You know – even though one of my best friends is a hairdresser, I never really thought about hair much before.  We take it for granted.  It sits there on our heads – and elsewhere – never really does anything more unexpected than blowing in our eyes or waking us up with a bad hair day.  And yet it is such a fundamental part of us.  It is the great flag of our identities.  It is like the lion’s main or the peacock’s tail – and the result of that is that we feel fragile about it.  If anything goes WRONG with hair, boy do we feel it.  Removal of hair has even been used as a punishment in various places.  And, maybe connected to that fragility, there is a distinct sense of the freakish about it as well.  Something a little strange, yes?  Of all the things to have in your mouth, a stray hair is just about the most unendurable.  That slinking hairy sensation of a long thread winding itself round your tongue and trailing down your throat – the gag reflex that follows.  Or the ingrowing hair – hair growing inside us instead of outside, forcing its way through your flesh in a perverted coil.  Even just that one freakish hair in the WRONG PLACE that you CANNOT stop fiddling with and cant wait to pluck out . . .
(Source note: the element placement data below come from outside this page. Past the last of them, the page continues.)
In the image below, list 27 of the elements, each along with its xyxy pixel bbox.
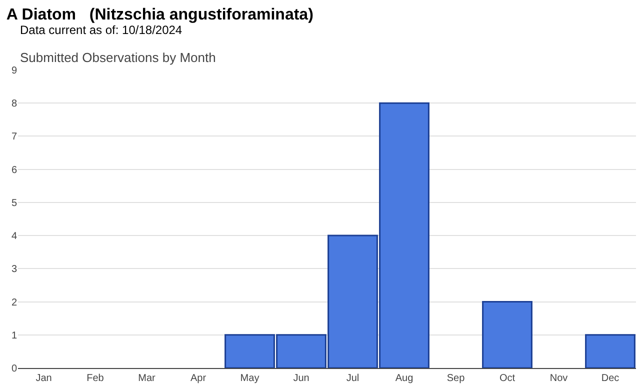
y-tick-label: 8 (11, 98, 18, 110)
y-tick-label: 2 (11, 297, 18, 308)
bar (585, 334, 636, 368)
x-tick-label: Oct (499, 373, 516, 384)
y-tick-label: 4 (11, 231, 18, 242)
x-tick-label: Jul (346, 373, 360, 384)
chart-subtitle: Data current as of: 10/18/2024 (20, 23, 182, 37)
y-tick-label: 9 (11, 66, 18, 76)
x-tick-label: Apr (190, 373, 207, 384)
y-tick-label: 5 (11, 198, 18, 209)
bar (482, 301, 532, 368)
x-tick-label: Dec (601, 373, 620, 384)
x-tick-label: May (240, 373, 260, 384)
x-tick-label: Sep (446, 373, 466, 384)
text: Submitted Observations by Month (20, 50, 216, 65)
x-tick-label: Mar (138, 373, 156, 384)
chart-title: A Diatom (Nitzschia angustiforaminata) (6, 6, 314, 24)
y-tick-label: 6 (11, 164, 18, 176)
x-tick-label: Feb (86, 373, 104, 384)
y-tick-label: 3 (11, 264, 18, 276)
y-tick-label: 7 (11, 132, 18, 143)
x-tick-label: Nov (550, 373, 568, 384)
x-tick-label: Jan (36, 373, 52, 384)
y-tick-label: 0 (11, 364, 18, 374)
y-tick-label: 1 (11, 330, 18, 342)
x-tick-label: Aug (395, 373, 414, 384)
x-tick-label: Jun (293, 373, 310, 384)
There’s just something about it, isn’t there.  Ok – now imagine the following:

You look in the mirror and there is a hair in your eye.  Hanging out.  You stare in puzzlement and some shock.  Why the hell is there a hair in your eye?  So you give it a gentle pull – and it comes.  And comes.  And comes.  Out from behind your eyeball – hand over hand, this huge hair . . . until suddenly poink!  It’s out.  Only there’s far more than just one hair, you see.  And this hair is behaving very strangely indeed.
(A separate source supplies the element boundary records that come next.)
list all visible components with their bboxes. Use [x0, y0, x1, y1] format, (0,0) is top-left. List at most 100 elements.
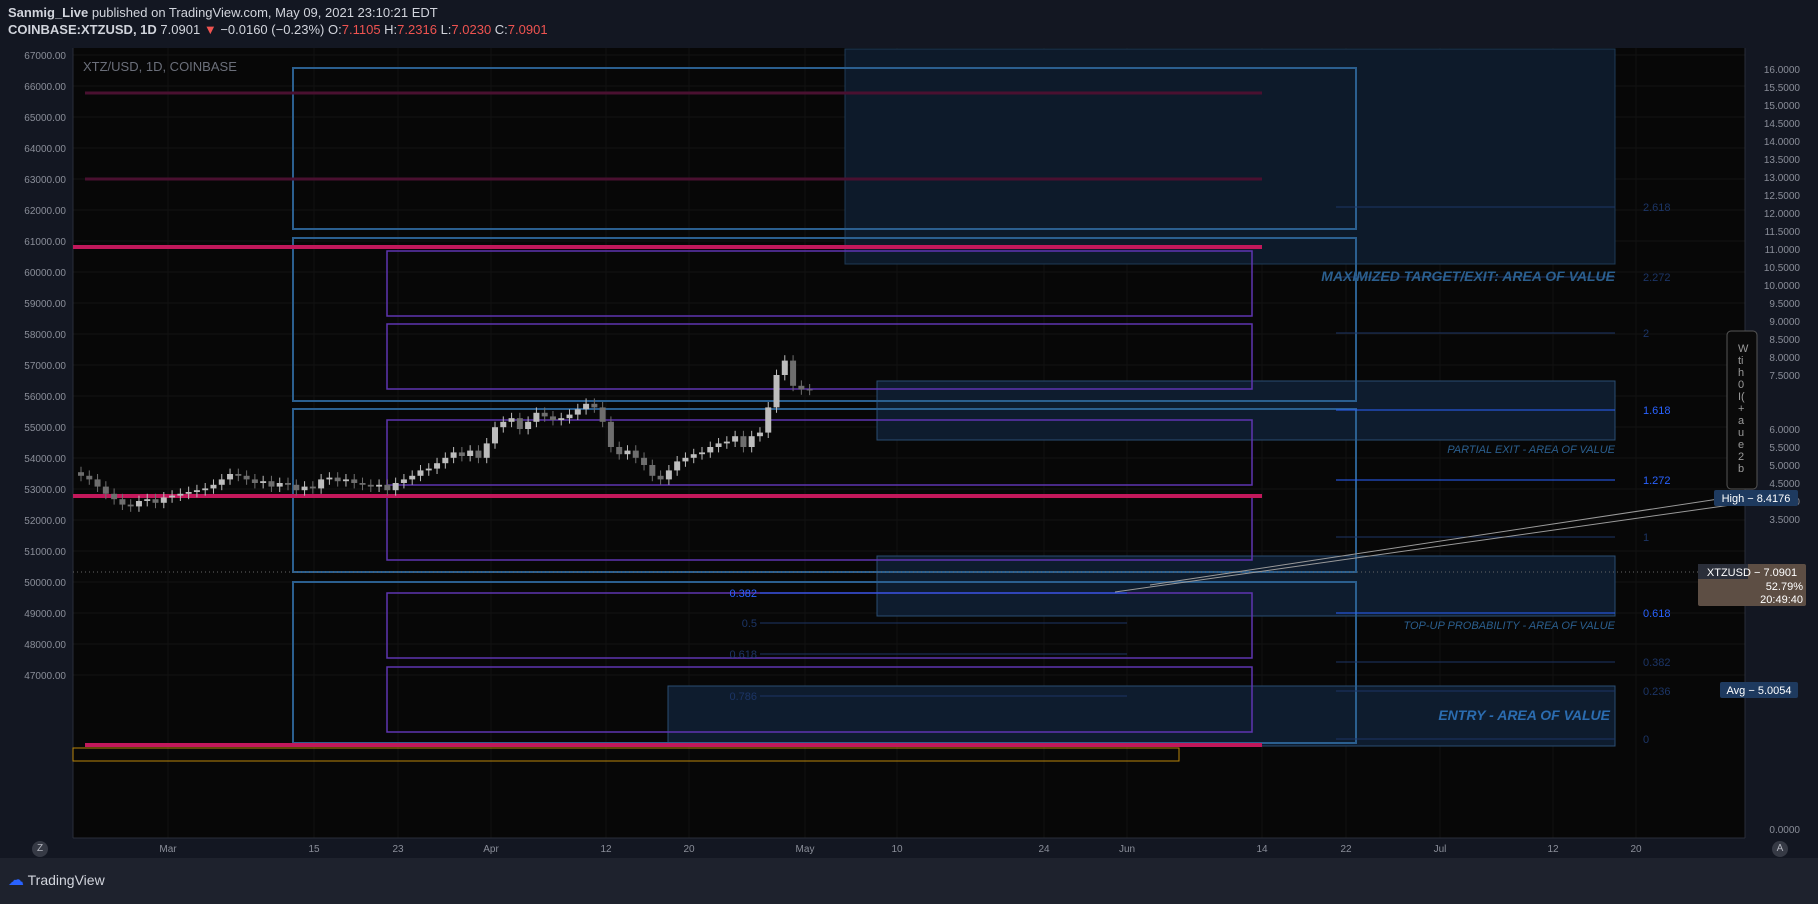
candle-body[interactable] — [492, 427, 498, 444]
candle-body[interactable] — [533, 412, 540, 422]
candle-body[interactable] — [185, 492, 192, 494]
candle-body[interactable] — [756, 432, 763, 437]
publisher-name[interactable]: Sanmig_Live — [8, 5, 89, 20]
candle-body[interactable] — [293, 484, 300, 491]
time-axis[interactable]: Mar 15 23 Apr 12 20 May 10 24 Jun 14 22 Jul 12 20 — [73, 837, 1745, 855]
auto-scale-button[interactable]: A — [1772, 841, 1788, 857]
candle-body[interactable] — [177, 493, 184, 496]
candle-body[interactable] — [326, 477, 333, 480]
candle-body[interactable] — [591, 403, 598, 408]
candle-body[interactable] — [111, 493, 118, 500]
candle-body[interactable] — [169, 495, 176, 498]
candle-body[interactable] — [566, 414, 573, 419]
candle-body[interactable] — [549, 416, 556, 420]
candle-body[interactable] — [384, 484, 391, 491]
candle-body[interactable] — [674, 461, 681, 471]
candle-body[interactable] — [400, 479, 407, 483]
candle-body[interactable] — [624, 450, 631, 455]
candle-body[interactable] — [202, 488, 209, 491]
candle-body[interactable] — [781, 360, 788, 375]
candle-body[interactable] — [665, 470, 672, 480]
candle-body[interactable] — [765, 407, 772, 433]
candle-body[interactable] — [301, 486, 308, 491]
candle-body[interactable] — [583, 403, 590, 410]
candle-body[interactable] — [434, 463, 441, 469]
candle-body[interactable] — [500, 421, 507, 428]
candle-body[interactable] — [475, 450, 482, 458]
candle-body[interactable] — [690, 454, 697, 458]
candle-body[interactable] — [376, 484, 383, 487]
candle-body[interactable] — [409, 475, 416, 480]
candle-body[interactable] — [558, 418, 565, 420]
candle-body[interactable] — [152, 499, 159, 503]
candle-body[interactable] — [359, 483, 366, 485]
note-box[interactable] — [1726, 330, 1758, 490]
candle-body[interactable] — [649, 465, 656, 476]
candle-body[interactable] — [309, 486, 316, 489]
candle-body[interactable] — [458, 452, 465, 456]
candle-body[interactable] — [318, 479, 325, 489]
candle-body[interactable] — [218, 479, 225, 485]
candle-body[interactable] — [574, 409, 581, 415]
orange-range-box[interactable] — [72, 747, 1180, 762]
candle-body[interactable] — [425, 468, 432, 471]
candle-body[interactable] — [450, 452, 457, 458]
candle-body[interactable] — [707, 447, 714, 453]
purple-box-2[interactable] — [386, 323, 1253, 390]
candle-body[interactable] — [682, 457, 689, 462]
candle-body[interactable] — [616, 447, 623, 455]
candle-body[interactable] — [276, 483, 283, 487]
candle-body[interactable] — [607, 421, 614, 447]
candle-body[interactable] — [723, 441, 730, 444]
candle-body[interactable] — [541, 412, 548, 417]
candle-body[interactable] — [467, 450, 474, 456]
candle-body[interactable] — [516, 418, 523, 429]
candle-body[interactable] — [740, 436, 747, 447]
candle-body[interactable] — [508, 418, 515, 422]
candle-body[interactable] — [442, 457, 449, 464]
fib-retracement-left[interactable]: 0.382 0.5 0.618 0.786 — [729, 588, 1127, 703]
candle-body[interactable] — [392, 483, 399, 491]
candle-body[interactable] — [798, 385, 805, 390]
candle-body[interactable] — [748, 436, 755, 447]
purple-box-6[interactable] — [386, 666, 1253, 733]
tradingview-brand[interactable]: ☁ TradingView — [8, 870, 105, 890]
candle-body[interactable] — [790, 360, 797, 386]
trend-line-1[interactable] — [1114, 502, 1746, 593]
candle-body[interactable] — [251, 479, 258, 483]
candle-body[interactable] — [135, 501, 142, 507]
candle-body[interactable] — [235, 474, 242, 476]
fib-extension-right[interactable]: 2.618 2.272 2 1.618 1.272 1 0.618 0.382 0.236 0 — [1336, 202, 1671, 746]
candle-body[interactable] — [525, 421, 532, 429]
blue-box-1[interactable] — [292, 67, 1357, 230]
trend-line-2[interactable] — [1149, 494, 1746, 586]
candle-body[interactable] — [732, 436, 739, 442]
candle-body[interactable] — [641, 457, 648, 465]
candle-body[interactable] — [119, 499, 126, 505]
candle-body[interactable] — [193, 490, 200, 492]
candle-body[interactable] — [342, 479, 349, 482]
candle-body[interactable] — [268, 481, 275, 487]
candle-body[interactable] — [351, 479, 358, 483]
candle-body[interactable] — [160, 497, 167, 503]
candle-body[interactable] — [78, 472, 84, 476]
candle-body[interactable] — [210, 484, 217, 489]
candle-body[interactable] — [806, 389, 813, 391]
candle-body[interactable] — [483, 443, 490, 458]
candle-body[interactable] — [260, 481, 267, 483]
candle-body[interactable] — [334, 477, 341, 482]
blue-box-2[interactable] — [292, 237, 1357, 402]
symbol-label[interactable]: COINBASE:XTZUSD, 1D — [8, 22, 157, 37]
blue-box-3[interactable] — [292, 408, 1357, 573]
left-price-axis[interactable]: 67000.00 66000.00 65000.00 64000.00 63000.00… — [24, 48, 74, 838]
candle-body[interactable] — [715, 443, 722, 447]
candle-body[interactable] — [227, 474, 234, 480]
candles[interactable] — [78, 355, 813, 512]
candle-body[interactable] — [657, 475, 664, 480]
price-chart[interactable]: 67000.00 66000.00 65000.00 64000.00 63000.00… — [0, 48, 1818, 858]
purple-box-1[interactable] — [386, 250, 1253, 317]
candle-body[interactable] — [599, 407, 606, 422]
candle-body[interactable] — [94, 479, 101, 487]
candle-body[interactable] — [773, 375, 780, 408]
candle-body[interactable] — [285, 483, 291, 485]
Now that, my friends, is horror.

And yeah – hair and horror are old playmates.  Tales of the hair that develops a life of its own – hair that runs wild – hair that is possessed – hair that becomes snakes – hair that strangles you . . . these are quite familiar, right?  A small but pervasive thread in horror – of which Sono’s film must surely be one of the best examples. 
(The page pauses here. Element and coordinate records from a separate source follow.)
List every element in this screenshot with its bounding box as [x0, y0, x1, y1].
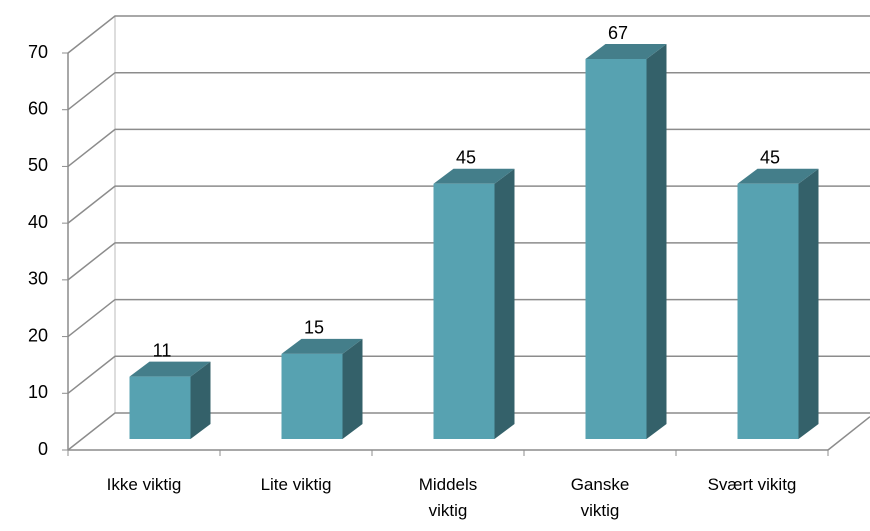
- bar: [129, 361, 211, 439]
- data-label: 67: [608, 23, 628, 43]
- x-tick-label: Svært vikitg: [707, 475, 797, 494]
- y-tick-label: 30: [28, 269, 48, 289]
- bar-top: [737, 168, 819, 184]
- data-label: 45: [760, 148, 780, 168]
- bar: [585, 44, 667, 440]
- bar-front: [129, 376, 191, 439]
- bar-front: [281, 353, 343, 439]
- x-tick-label: Lite viktig: [260, 475, 332, 494]
- bar-front: [737, 183, 799, 439]
- bar-side: [798, 168, 819, 440]
- x-tick-label: Ikke viktig: [106, 475, 182, 494]
- bar-side: [646, 44, 667, 440]
- y-tick-label: 10: [28, 382, 48, 402]
- bar-top: [433, 168, 515, 184]
- bar-side: [190, 361, 211, 439]
- bar-top: [585, 44, 667, 60]
- floor-right: [827, 416, 870, 451]
- bar: [737, 168, 819, 440]
- bar-front: [433, 183, 495, 439]
- y-tick-label: 20: [28, 325, 48, 345]
- data-label: 11: [153, 340, 172, 360]
- bar-top: [129, 361, 211, 377]
- bar-side: [494, 168, 515, 440]
- y-tick-label: 70: [28, 42, 48, 62]
- y-tick-label: 40: [28, 212, 48, 232]
- data-label: 15: [304, 318, 324, 338]
- bar: [433, 168, 515, 440]
- y-tick-label: 50: [28, 155, 48, 175]
- bar-side: [342, 338, 363, 439]
- x-tick-label: Ganske viktig: [570, 475, 630, 520]
- x-tick-label: Middels viktig: [418, 475, 478, 520]
- y-tick-label: 60: [28, 98, 48, 118]
- grid-line: [67, 71, 870, 111]
- bar-top: [281, 338, 363, 354]
- bar-front: [585, 59, 647, 440]
- bar: [281, 338, 363, 439]
- y-tick-label: 0: [38, 439, 48, 459]
- grid-line: [67, 15, 870, 54]
- data-label: 45: [456, 148, 476, 168]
One of the defining things about Suicide Circle was its total positioning within Japanese culture, to the extent that it was a hard film to get a handle on if you weren’t highly familiar with Japanese art . . . and even then it’s a challenge.  This film is much more approachable, but you can still see the same dynamics in action.  Japanese aesthetics are on full parade here – from the early scenes where the main character more or less introduces herself to the camera in a long happily babbling monologue as she cycles to work to the cheerful way that the film takes you on a kind of crash course in hairdressing culture (focussing on this theme and milking it for all it is worth) and the constant hammering on about Japanese work ethics and working towards your dreams.  Even the slightly curious title fits. It is a VERY Japanese movie in every way – maybe even subtly ironically so (considering Sono’s inherent bleakness).  This very slightly stylised approach reminds me strongly of anime in its storytelling style – and, in my mind, invites comparisons with the loopy Uzumaki perhaps more than any other film.  In Sono’s case though, this pop culture becomes a very distinct but subtle pantomime – something consciously theatrical that he can use to stage his curious constructions.  This familiar milieu becomes a chance to explore social commentary and the human condition in ways that are much deeper than the surface gloss suggests – not afraid to make characters complex and flawed and, well, interesting.  The stylised nature of the film becomes its strongest point, meshing with what Sono wants to tell us to create a very strong aesthetic whole.

Having watched this film – with such parallels to, yet so different from Suicide Circle – it has only reinforced my feeling that Sono is one of the most interesting directors Japan has produced.  This may be a crazy horror-comedy but it is told with virtuosity and with many elements of deep interest and power.  As well as wince-inducing and hilarious, it is sometimes haunting, sad, enraging, touching, sweet, bitter, thoughtful and unexpectedly empathetic.  For what is essentially a comedy built on a farcical plot, it is uniquely powerful and intense.